If you're interested in reading the piece, here's a link to it on NPR's website.
To write about any book, one has to read it first. And although I've read quite a lot of Tom Wolfe over the years, I'd never read this one, so into it I dove. The first essay, "The Marvelous Mouth" (written for Esquire in 1963) is about Muhammad Ali. Or, more accurately, it's about Tom Wolfe hanging out with Muhammad Ali and reporting the experience in great detail.
Oh golly, did Wolfe's experiential take on Ali take me back in my own life. And seeing as I was writing for a blog and not for a more formal entity, I could begin my own snippet of a piece this way:
What fun I had writing that! Because I was blogging, I didn't have to not include a personal experience because of journalistic conventions. And so it was only while reading Tom Wolfe's essays and writing about them for NPR.org that I realized why I resonate so with blogging.Many years ago, say in 1966, I ate dinner in the same Rice University college dining room as Muhammad Ali and fell in love with the man's mouth, his attitude, his playfulness, and his ability to make us lily-white, well-mannered, certifiably intelligent college kids a wee bit nervous. We were of one culture; he was of another. Or rather, we were of one culture; he was Muhammad Ali -- a culture unto himself.

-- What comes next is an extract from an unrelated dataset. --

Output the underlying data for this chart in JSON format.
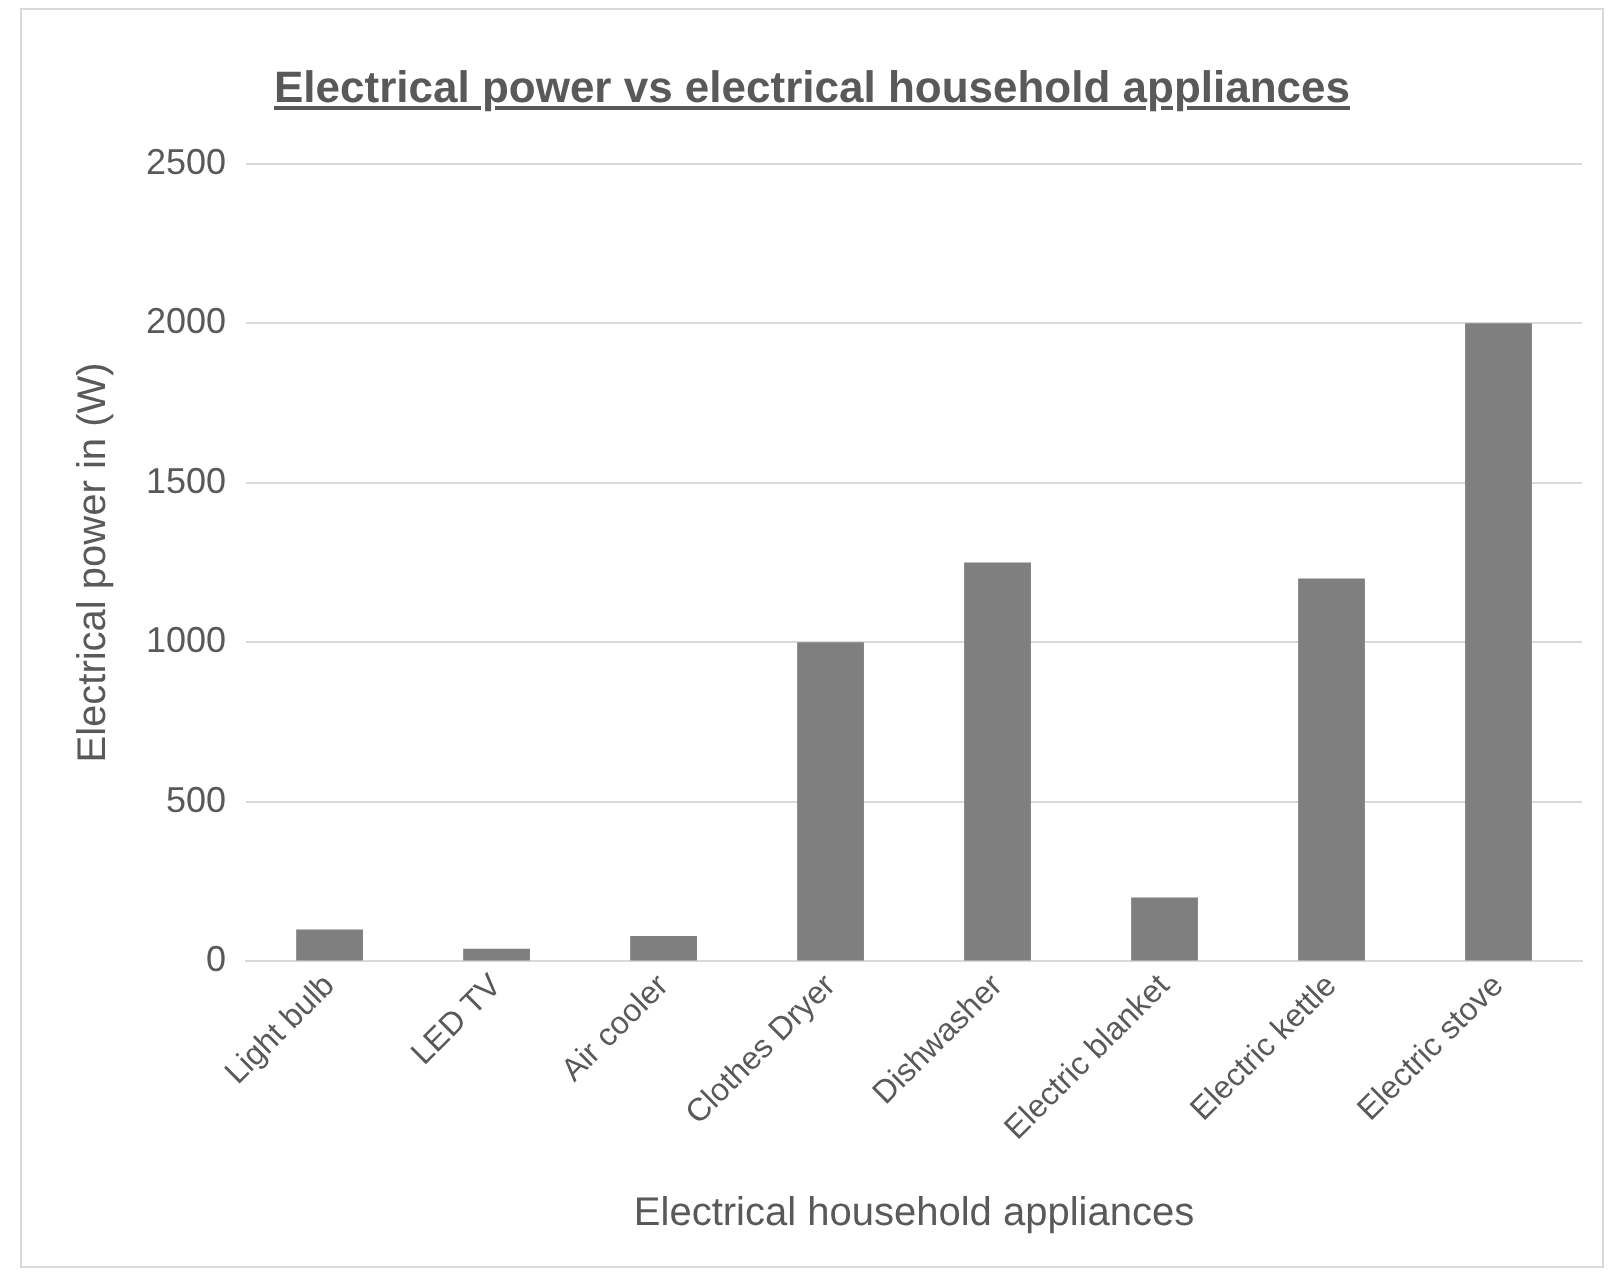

Tom Wolfe, and the other New Journalists, bodaciously, flagrantly insert themselves into their stories. Yet once you stop and think about it, reporters are present in all reporting, whether acknowledged or not. A reporter's personal experiences, prejudices, education inform their use of language, their decision to include some facts and exclude others, their selection of detail.
There's no way to avoid this -- to keep reporters out of their pieces -- because all reportage, no matter how objective its format, is limited in scope, because it's limited in time on the air or space on the page. Yet conventional, formal journalism demands that we disguise our presence as thoroughly as possible. And claim it isn't there.

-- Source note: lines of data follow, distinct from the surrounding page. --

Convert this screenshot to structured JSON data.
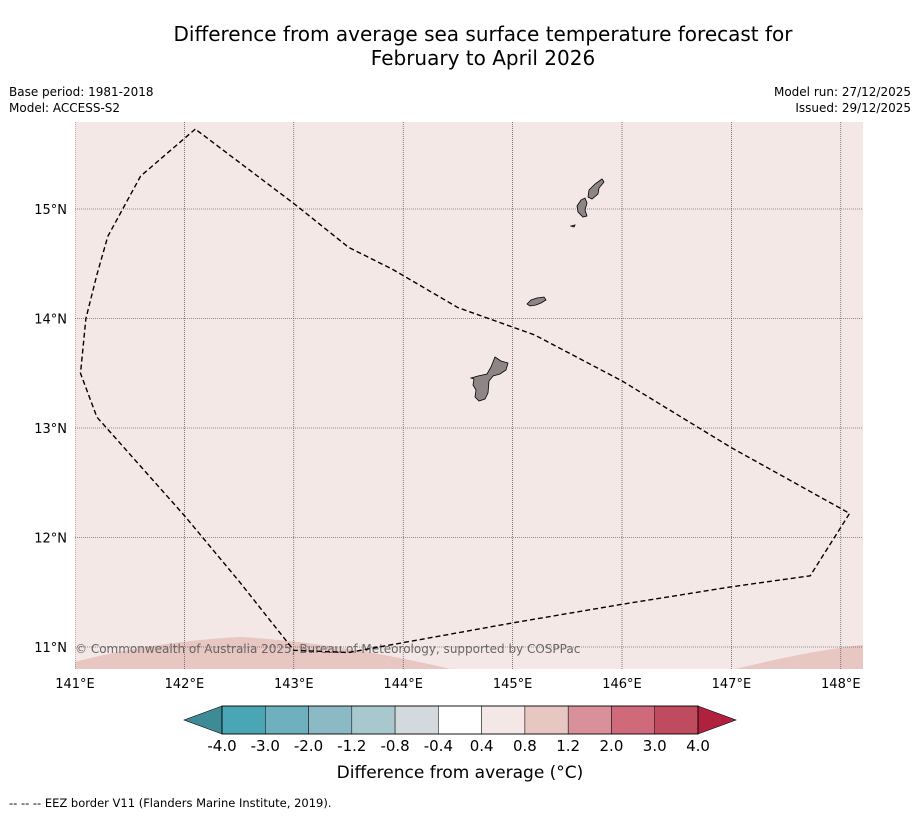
{
  "title": {
    "line1": "Difference from average sea surface temperature forecast for",
    "line2": "February to April 2026"
  },
  "meta": {
    "base_period": "Base period: 1981-2018",
    "model": "Model: ACCESS-S2",
    "model_run": "Model run: 27/12/2025",
    "issued": "Issued: 29/12/2025"
  },
  "map": {
    "lon_ticks": [
      "141°E",
      "142°E",
      "143°E",
      "144°E",
      "145°E",
      "146°E",
      "147°E",
      "148°E"
    ],
    "lat_ticks": [
      "15°N",
      "14°N",
      "13°N",
      "12°N",
      "11°N"
    ],
    "lon_range": [
      141.0,
      148.2
    ],
    "lat_range": [
      10.8,
      15.8
    ],
    "background_anomaly_class": "0.4 to 0.8",
    "southern_edge_anomaly_class": "0.8 to 1.2",
    "copyright": "© Commonwealth of Australia 2025, Bureau of Meteorology, supported by COSPPac",
    "eez_border_lonlat": [
      [
        142.1,
        15.73
      ],
      [
        141.6,
        15.3
      ],
      [
        141.3,
        14.75
      ],
      [
        141.2,
        14.4
      ],
      [
        141.1,
        14.0
      ],
      [
        141.05,
        13.5
      ],
      [
        141.2,
        13.1
      ],
      [
        142.0,
        12.2
      ],
      [
        142.5,
        11.6
      ],
      [
        143.0,
        10.97
      ],
      [
        143.5,
        10.95
      ],
      [
        145.0,
        11.22
      ],
      [
        146.0,
        11.39
      ],
      [
        147.0,
        11.55
      ],
      [
        147.72,
        11.65
      ],
      [
        148.08,
        12.22
      ],
      [
        147.0,
        12.82
      ],
      [
        146.0,
        13.43
      ],
      [
        145.2,
        13.85
      ],
      [
        144.5,
        14.1
      ],
      [
        143.9,
        14.45
      ],
      [
        143.5,
        14.65
      ],
      [
        143.0,
        15.05
      ],
      [
        142.1,
        15.73
      ]
    ]
  },
  "colorbar": {
    "title": "Difference from average (°C)",
    "tick_labels": [
      "-4.0",
      "-3.0",
      "-2.0",
      "-1.2",
      "-0.8",
      "-0.4",
      "0.4",
      "0.8",
      "1.2",
      "2.0",
      "3.0",
      "4.0"
    ],
    "colors": [
      "#4aa5b5",
      "#6eb0be",
      "#8bb9c4",
      "#a8c8cd",
      "#d2dadd",
      "#ffffff",
      "#f4e8e6",
      "#e8c6c2",
      "#d8919a",
      "#ce6a79",
      "#c04a5e"
    ],
    "under_color": "#3e8a96",
    "over_color": "#b0213f"
  },
  "footnote": "--  --  -- EEZ border V11 (Flanders Marine Institute, 2019)."
}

Tom Wolfe, and the rest of the New Journalists, took a truth out of the closet and flaunted it; boldly recognizing that every report of the news has a human being's point of view embedded in it; that the reporter's education, experience, knowledge and, yes, prejudices cannot help but come into play.
Blogging is New Journalism unchained. It's relaxed, it's personal, it's driven by personal voice; it's honest about being only as honest as the person writing it.
Plus, it's fun,
And so, for this reporter, blogging is the bomb!

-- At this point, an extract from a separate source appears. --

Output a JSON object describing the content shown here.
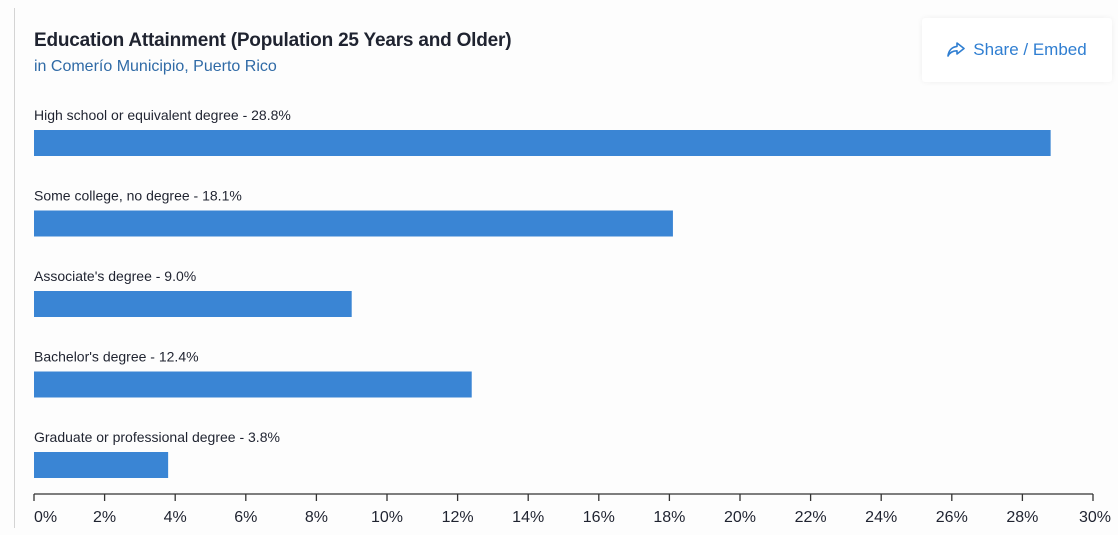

Isn't this interesting! Having been an English major at NYU when Jacques Derrida taught there and was still all the rage (what is he now? I'm not sure, other than dead), along with Stanley Fish, it has always cracked me up a bit the way journalists take themselves so seriously, and the way Americans almost religiously buy into the myth of impersonal or a-personal reporting. I was more or less trained to treat such concepts as "truth," "objectivity," or "neutrality" as conventional constructs without stable or intrinsic meaning. So whenever people invoke this notion of the pristine, unbiased journalist to support an argument (e.g., the validity of a news item or freedom of the press), I feel my internal eyebrow cock slightly. Anyone who purports to tell a story "straight" is -- if not suspicious -- at least no more above scrutiny than the person who offers an opinion.
ReplyDeleteOn the other hand, it was Derrida (I think) who argued the fallacy of "auctorial" intention, saying that we could never infer anything about a writer from his work, and that we shouldn't attempt to do so. Words -- once they left a person's mouth -- are no longer owned.
All this is to say what? I'm not sure except that I'm always more comfortable and ready to be persuaded by information conveyed to me when the teller admits, and includes, the fact of her agency in in the equation (which, incidentally, I think good journalists do in a whole variety of ways).
This post makes me think of your last one on the Mara Liasson flappette -- a number of people thought it bad that her and Williams should appear on Fox, and then a number of people thought it bad that NPR should think so, too. Both arguments (against the reporters and against NPR) seem motivated by concerns for journalistic integrity, and they are both, also, concerned with "appearance." So I wonder, what does it mean to be fair or impartial? Is it just a matter of convention?